Bitcoin remains at the center of global market attention, with BTC/USD trading in the $80–81K range despite rising geopolitical tensions and the Fed’s hawkish rhetoric. The main driver behind the rally has been record inflows into spot Bitcoin ETFs — funds attracted approximately $2–2.4 billion in April alone, marking the strongest monthly inflow since late 2025.

Institutional demand continues to offset cautious retail sentiment and supports the market even after several pullbacks below the $80K level.

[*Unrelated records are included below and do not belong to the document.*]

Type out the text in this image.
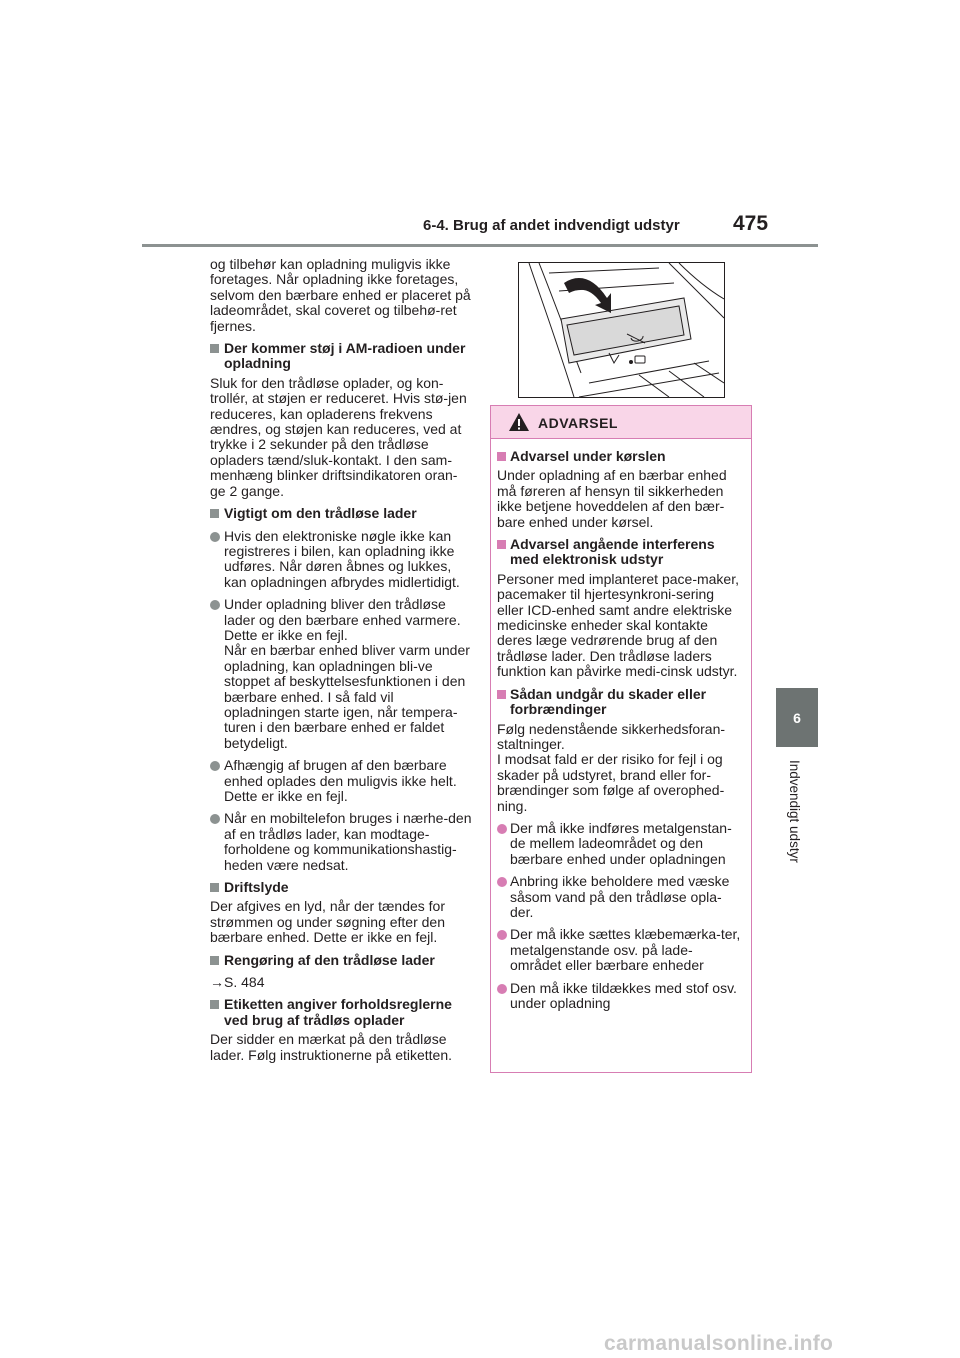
6-4. Brug af andet indvendigt udstyr	475
6
Indvendigt udstyr

og tilbehør kan opladning muligvis ikke foretages. Når opladning ikke foretages, selvom den bærbare enhed er placeret på ladeområdet, skal coveret og tilbehø-ret fjernes.

Der kommer støj i AM-radioen under opladning

Sluk for den trådløse oplader, og kon-trollér, at støjen er reduceret. Hvis stø-jen reduceres, kan opladerens frekvens ændres, og støjen kan reduceres, ved at trykke i 2 sekunder på den trådløse opladers tænd/sluk-kontakt. I den sam-menhæng blinker driftsindikatoren oran-ge 2 gange.

Vigtigt om den trådløse lader

Hvis den elektroniske nøgle ikke kan registreres i bilen, kan opladning ikke udføres. Når døren åbnes og lukkes, kan opladningen afbrydes midlertidigt.

Under opladning bliver den trådløse lader og den bærbare enhed varmere. Dette er ikke en fejl.
Når en bærbar enhed bliver varm under opladning, kan opladningen bli-ve stoppet af beskyttelsesfunktionen i den bærbare enhed. I så fald vil opladningen starte igen, når tempera-turen i den bærbare enhed er faldet betydeligt.

Afhængig af brugen af den bærbare enhed oplades den muligvis ikke helt. Dette er ikke en fejl.

Når en mobiltelefon bruges i nærhe-den af en trådløs lader, kan modtage-forholdene og kommunikationshastig-heden være nedsat.

Driftslyde

Der afgives en lyd, når der tændes for strømmen og under søgning efter den bærbare enhed. Dette er ikke en fejl.

Rengøring af den trådløse lader

→S. 484

Etiketten angiver forholdsreglerne ved brug af trådløs oplader

Der sidder en mærkat på den trådløse lader. Følg instruktionerne på etiketten.

ADVARSEL

Advarsel under kørslen

Under opladning af en bærbar enhed må føreren af hensyn til sikkerheden ikke betjene hoveddelen af den bær-bare enhed under kørsel.

Advarsel angående interferens med elektronisk udstyr

Personer med implanteret pace-maker, pacemaker til hjertesynkroni-sering eller ICD-enhed samt andre elektriske medicinske enheder skal kontakte deres læge vedrørende brug af den trådløse lader. Den trådløse laders funktion kan påvirke medi-cinsk udstyr.

Sådan undgår du skader eller forbrændinger

Følg nedenstående sikkerhedsforan-staltninger.
I modsat fald er der risiko for fejl i og skader på udstyret, brand eller for-brændinger som følge af overophed-ning.

Der må ikke indføres metalgenstan-de mellem ladeområdet og den bærbare enhed under opladningen

Anbring ikke beholdere med væske såsom vand på den trådløse opla-der.

Der må ikke sættes klæbemærka-ter, metalgenstande osv. på lade-området eller bærbare enheder

Den må ikke tildækkes med stof osv. under opladning

carmanualsonline.info
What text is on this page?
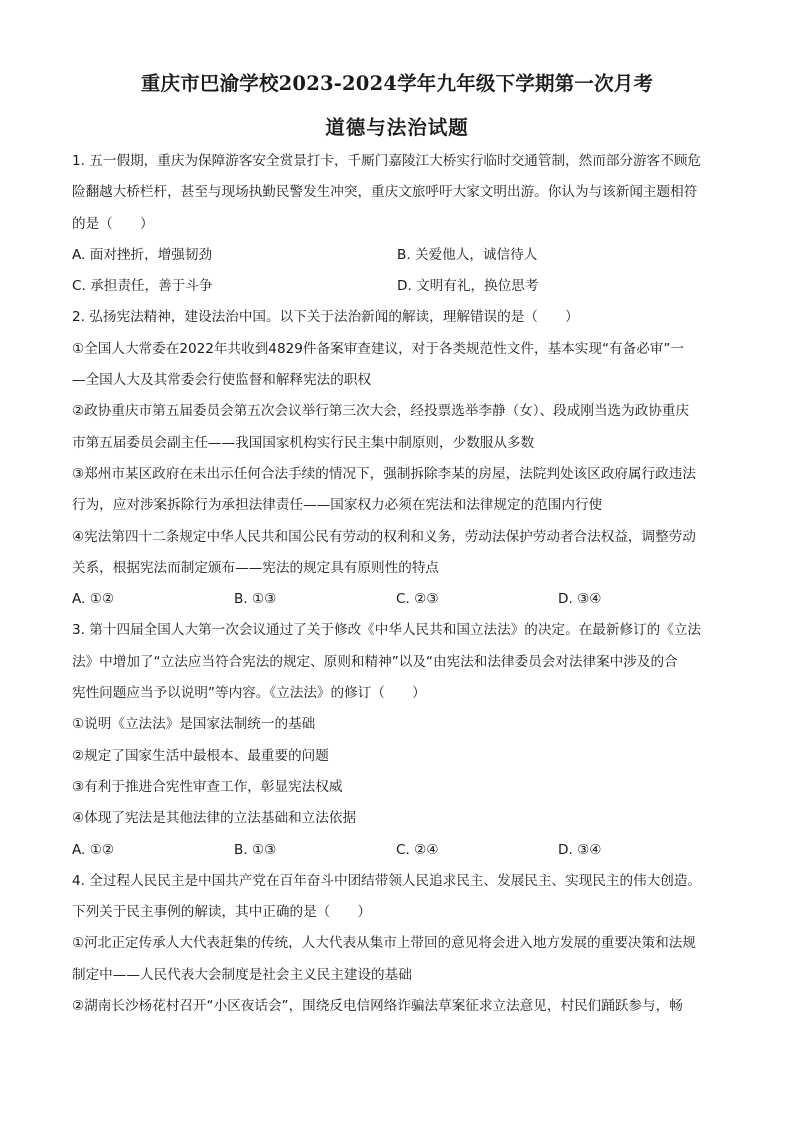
重庆市巴渝学校2023-2024学年九年级下学期第一次月考
道德与法治试题
1. 五一假期，重庆为保障游客安全赏景打卡，千厮门嘉陵江大桥实行临时交通管制，然而部分游客不顾危
险翻越大桥栏杆，甚至与现场执勤民警发生冲突，重庆文旅呼吁大家文明出游。你认为与该新闻主题相符
的是（　　）
A. 面对挫折，增强韧劲	B. 关爱他人，诚信待人
C. 承担责任，善于斗争	D. 文明有礼，换位思考
2. 弘扬宪法精神，建设法治中国。以下关于法治新闻的解读，理解错误的是（　　）
①全国人大常委在2022年共收到4829件备案审查建议，对于各类规范性文件，基本实现“有备必审”一
—全国人大及其常委会行使监督和解释宪法的职权
②政协重庆市第五届委员会第五次会议举行第三次大会，经投票选举李静（女）、段成刚当选为政协重庆
市第五届委员会副主任——我国国家机构实行民主集中制原则，少数服从多数
③郑州市某区政府在未出示任何合法手续的情况下，强制拆除李某的房屋，法院判处该区政府属行政违法
行为，应对涉案拆除行为承担法律责任——国家权力必须在宪法和法律规定的范围内行使
④宪法第四十二条规定中华人民共和国公民有劳动的权利和义务，劳动法保护劳动者合法权益，调整劳动
关系，根据宪法而制定颁布——宪法的规定具有原则性的特点
A. ①②	B. ①③	C. ②③	D. ③④
3. 第十四届全国人大第一次会议通过了关于修改《中华人民共和国立法法》的决定。在最新修订的《立法
法》中增加了“立法应当符合宪法的规定、原则和精神”以及“由宪法和法律委员会对法律案中涉及的合
宪性问题应当予以说明”等内容。《立法法》的修订（　　）
①说明《立法法》是国家法制统一的基础
②规定了国家生活中最根本、最重要的问题
③有利于推进合宪性审查工作，彰显宪法权威
④体现了宪法是其他法律的立法基础和立法依据
A. ①②	B. ①③	C. ②④	D. ③④
4. 全过程人民民主是中国共产党在百年奋斗中团结带领人民追求民主、发展民主、实现民主的伟大创造。
下列关于民主事例的解读，其中正确的是（　　）
①河北正定传承人大代表赶集的传统，人大代表从集市上带回的意见将会进入地方发展的重要决策和法规
制定中——人民代表大会制度是社会主义民主建设的基础
②湖南长沙杨花村召开“小区夜话会”，围绕反电信网络诈骗法草案征求立法意见，村民们踊跃参与，畅
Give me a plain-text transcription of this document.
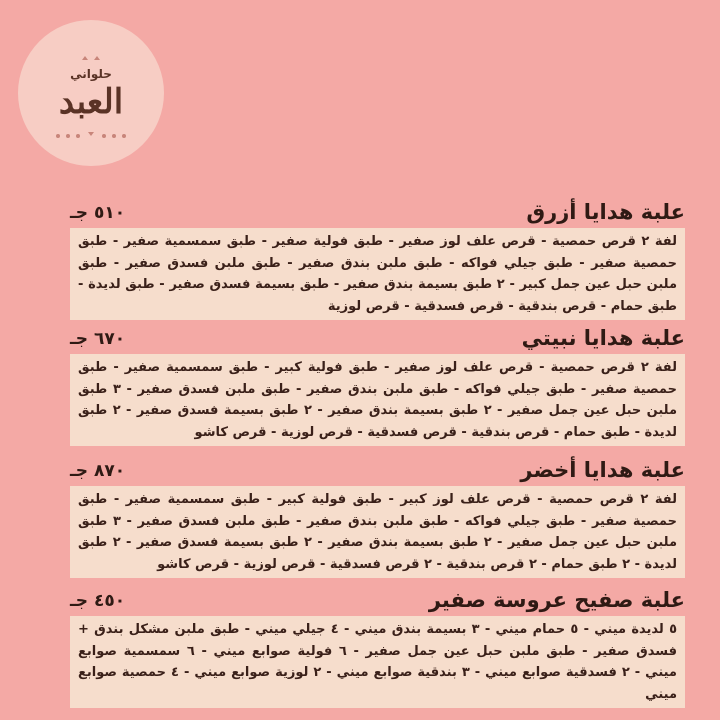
حلواني
العبد
٥١٠ جـ	علبة هدايا أزرق
لفة ٢ قرص حمصية - قرص علف لوز صفير - طبق فولية صفير - طبق سمسمية صفير - طبق حمصية صفير - طبق جيلي فواكه - طبق ملبن بندق صفير - طبق ملبن فسدق صفير - طبق ملبن حبل عين جمل كبير - ٢ طبق بسيمة بندق صفير - طبق بسيمة فسدق صفير - طبق لديدة - طبق حمام - قرص بندقية - قرص فسدقية - قرص لوزية
٦٧٠ جـ	علبة هدايا نبيتي
لفة ٢ قرص حمصية - قرص علف لوز صفير - طبق فولية كبير - طبق سمسمية صفير - طبق حمصية صفير - طبق جيلي فواكه - طبق ملبن بندق صفير - طبق ملبن فسدق صفير - ٣ طبق ملبن حبل عين جمل صفير - ٢ طبق بسيمة بندق صفير - ٢ طبق بسيمة فسدق صفير - ٢ طبق لديدة - طبق حمام - قرص بندقية - قرص فسدقية - قرص لوزية - قرص كاشو
٨٧٠ جـ	علبة هدايا أخضر
لفة ٢ قرص حمصية - قرص علف لوز كبير - طبق فولية كبير - طبق سمسمية صفير - طبق حمصية صفير - طبق جيلي فواكه - طبق ملبن بندق صفير - طبق ملبن فسدق صفير - ٣ طبق ملبن حبل عين جمل صفير - ٢ طبق بسيمة بندق صفير - ٢ طبق بسيمة فسدق صفير - ٢ طبق لديدة - ٢ طبق حمام - ٢ قرص بندقية - ٢ قرص فسدقية - قرص لوزية - قرص كاشو
٤٥٠ جـ	علبة صفيح عروسة صفير
٥ لديدة ميني - ٥ حمام ميني - ٣ بسيمة بندق ميني - ٤ جيلي ميني - طبق ملبن مشكل بندق + فسدق صفير - طبق ملبن حبل عين جمل صفير - ٦ فولية صوابع ميني - ٦ سمسمية صوابع ميني - ٢ فسدقية صوابع ميني - ٣ بندقية صوابع ميني - ٢ لوزية صوابع ميني - ٤ حمصية صوابع ميني
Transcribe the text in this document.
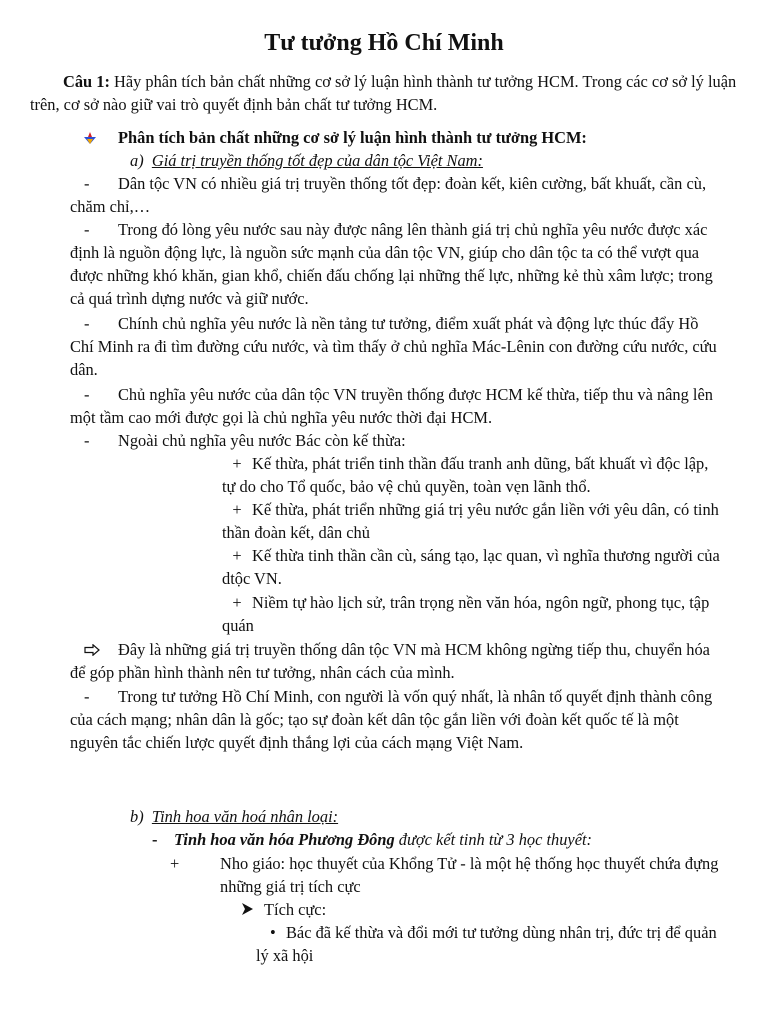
Tư tưởng Hồ Chí Minh
Câu 1: Hãy phân tích bản chất những cơ sở lý luận hình thành tư tưởng HCM. Trong các cơ sở lý luận trên, cơ sở nào giữ vai trò quyết định bản chất tư tưởng HCM.
Phân tích bản chất những cơ sở lý luận hình thành tư tưởng HCM:
a) Giá trị truyền thống tốt đẹp của dân tộc Việt Nam:
- Dân tộc VN có nhiều giá trị truyền thống tốt đẹp: đoàn kết, kiên cường, bất khuất, cần cù, chăm chỉ,…
- Trong đó lòng yêu nước sau này được nâng lên thành giá trị chủ nghĩa yêu nước được xác định là nguồn động lực, là nguồn sức mạnh của dân tộc VN, giúp cho dân tộc ta có thể vượt qua được những khó khăn, gian khổ, chiến đấu chống lại những thế lực, những kẻ thù xâm lược; trong cả quá trình dựng nước và giữ nước.
- Chính chủ nghĩa yêu nước là nền tảng tư tưởng, điểm xuất phát và động lực thúc đẩy Hồ Chí Minh ra đi tìm đường cứu nước, và tìm thấy ở chủ nghĩa Mác-Lênin con đường cứu nước, cứu dân.
- Chủ nghĩa yêu nước của dân tộc VN truyền thống được HCM kế thừa, tiếp thu và nâng lên một tầm cao mới được gọi là chủ nghĩa yêu nước thời đại HCM.
- Ngoài chủ nghĩa yêu nước Bác còn kế thừa:
+ Kế thừa, phát triển tinh thần đấu tranh anh dũng, bất khuất vì độc lập, tự do cho Tổ quốc, bảo vệ chủ quyền, toàn vẹn lãnh thổ.
+ Kế thừa, phát triển những giá trị yêu nước gắn liền với yêu dân, có tinh thần đoàn kết, dân chủ
+ Kế thừa tinh thần cần cù, sáng tạo, lạc quan, vì nghĩa thương người của dtộc VN.
+ Niềm tự hào lịch sử, trân trọng nền văn hóa, ngôn ngữ, phong tục, tập quán
Đây là những giá trị truyền thống dân tộc VN mà HCM không ngừng tiếp thu, chuyển hóa để góp phần hình thành nên tư tưởng, nhân cách của mình.
- Trong tư tưởng Hồ Chí Minh, con người là vốn quý nhất, là nhân tố quyết định thành công của cách mạng; nhân dân là gốc; tạo sự đoàn kết dân tộc gắn liền với đoàn kết quốc tế là một nguyên tắc chiến lược quyết định thắng lợi của cách mạng Việt Nam.
b) Tinh hoa văn hoá nhân loại:
- Tinh hoa văn hóa Phương Đông được kết tinh từ 3 học thuyết:
+ Nho giáo: học thuyết của Khổng Tử - là một hệ thống học thuyết chứa đựng những giá trị tích cực
Tích cực:
• Bác đã kế thừa và đổi mới tư tưởng dùng nhân trị, đức trị để quản lý xã hội
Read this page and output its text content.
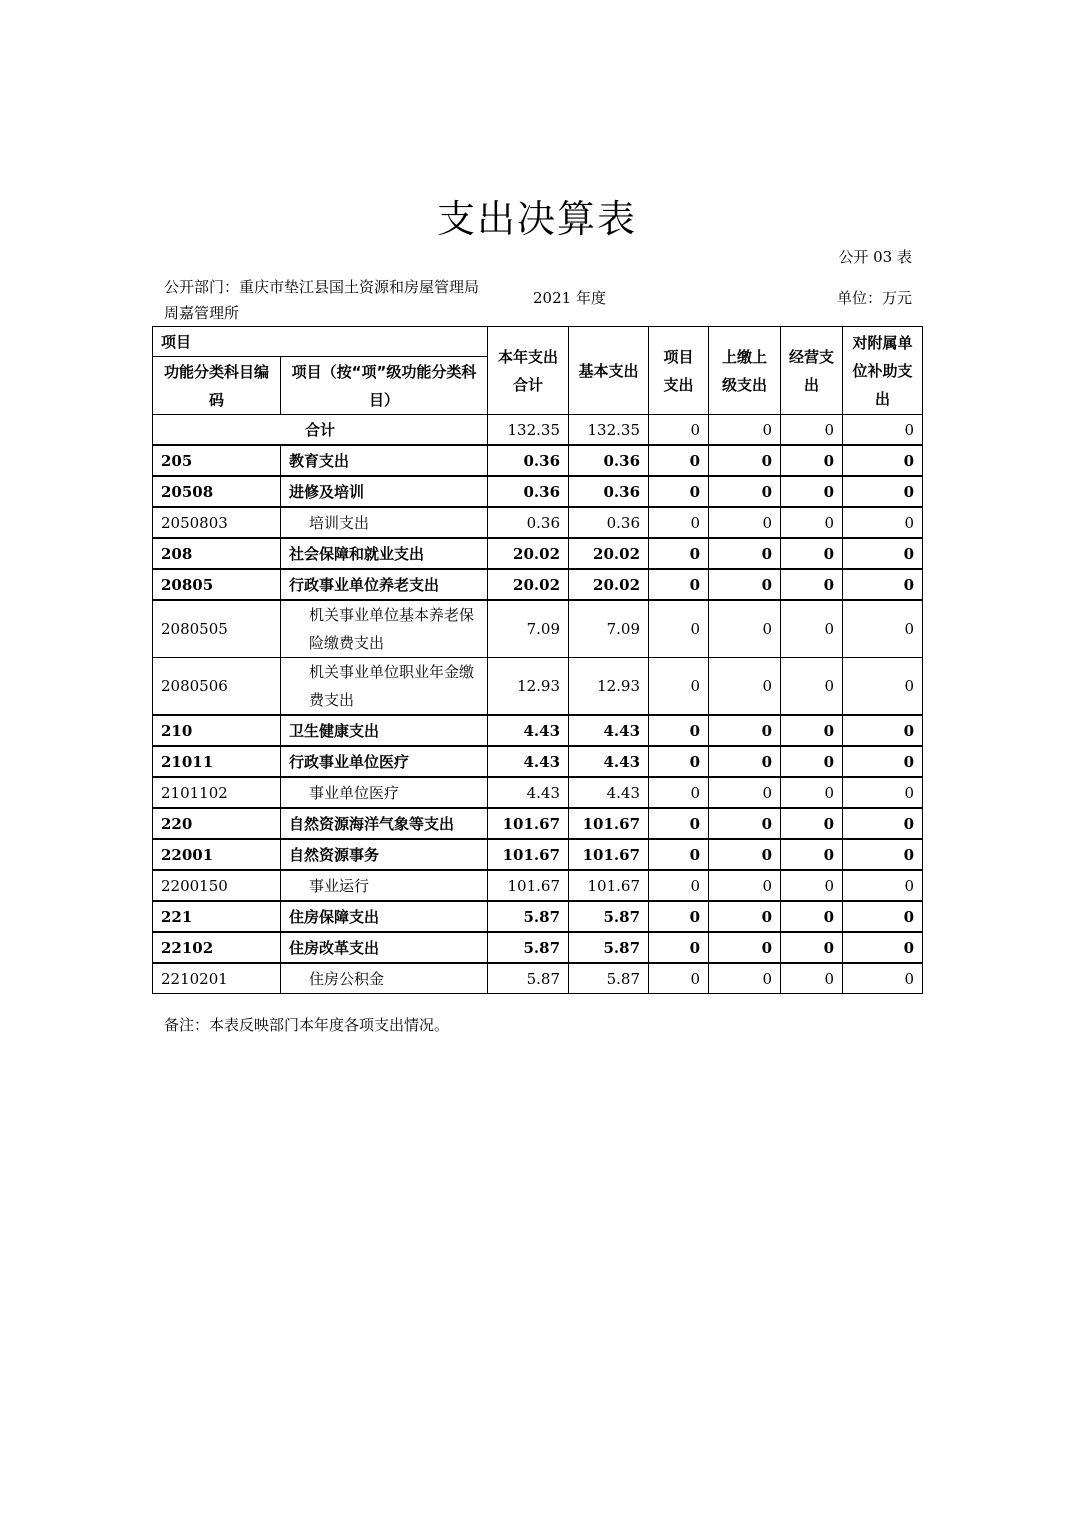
支出决算表
公开 03 表
公开部门：重庆市垫江县国土资源和房屋管理局周嘉管理所
2021 年度	单位：万元
项目		本年支出合计	基本支出	项目支出	上缴上级支出	经营支出	对附属单位补助支出
功能分类科目编码	项目（按“项”级功能分类科目）						
合计		132.35	132.35	0	0	0	0
205	教育支出	0.36	0.36	0	0	0	0
20508	进修及培训	0.36	0.36	0	0	0	0
2050803	培训支出	0.36	0.36	0	0	0	0
208	社会保障和就业支出	20.02	20.02	0	0	0	0
20805	行政事业单位养老支出	20.02	20.02	0	0	0	0
2080505	机关事业单位基本养老保险缴费支出	7.09	7.09	0	0	0	0
2080506	机关事业单位职业年金缴费支出	12.93	12.93	0	0	0	0
210	卫生健康支出	4.43	4.43	0	0	0	0
21011	行政事业单位医疗	4.43	4.43	0	0	0	0
2101102	事业单位医疗	4.43	4.43	0	0	0	0
220	自然资源海洋气象等支出	101.67	101.67	0	0	0	0
22001	自然资源事务	101.67	101.67	0	0	0	0
2200150	事业运行	101.67	101.67	0	0	0	0
221	住房保障支出	5.87	5.87	0	0	0	0
22102	住房改革支出	5.87	5.87	0	0	0	0
2210201	住房公积金	5.87	5.87	0	0	0	0
备注：本表反映部门本年度各项支出情况。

Regulation and ETFs become key market drivers
One of the major themes in recent weeks has been the upcoming vote on the U.S. CLARITY Act, a bill aimed at establishing clearer regulatory rules for digital assets in the United States. Markets view the initiative as a positive signal for large funds and financial institutions. Analysts note that Bitcoin is gradually evolving from a purely speculative asset into a fully institutional investment instrument, while ETFs already control a significant share of BTC supply. BlackRock and Fidelity also continue to expand their crypto exposure.
Geopolitics increases crypto market volatility
At the same time, the market remains highly sensitive to external developments. Escalating tensions between the United States and Iran triggered profit-taking after the recent rally, with Bitcoin repeatedly slipping below $80K amid stronger demand for safe-haven assets and a firmer U.S. dollar. However, institutional players continued accumulating BTC during the declines, which analysts interpret as a sign of resilient long-term demand.
What’s next: market eyes $85–90K
Technically, Bitcoin still maintains its broader bullish structure, although the $82–85K zone continues to act as strong resistance. Overall, the market’s next direction will depend on three key factors: ETF inflows, Federal Reserve policy, and geopolitics. If institutional demand remains strong, BTC could test the $85–90K range as early as this summer. On the other hand, additional pressure from a stronger dollar or worsening global risk sentiment could quickly push Bitcoin back toward the $72–75K area, which now represents a critical support zone for the current cycle.
As previously highlighted in my article BTC/USD holds below $83,000 as downside risks increase, a loss of the $80–79K support area would significantly strengthen bearish pressure on the market.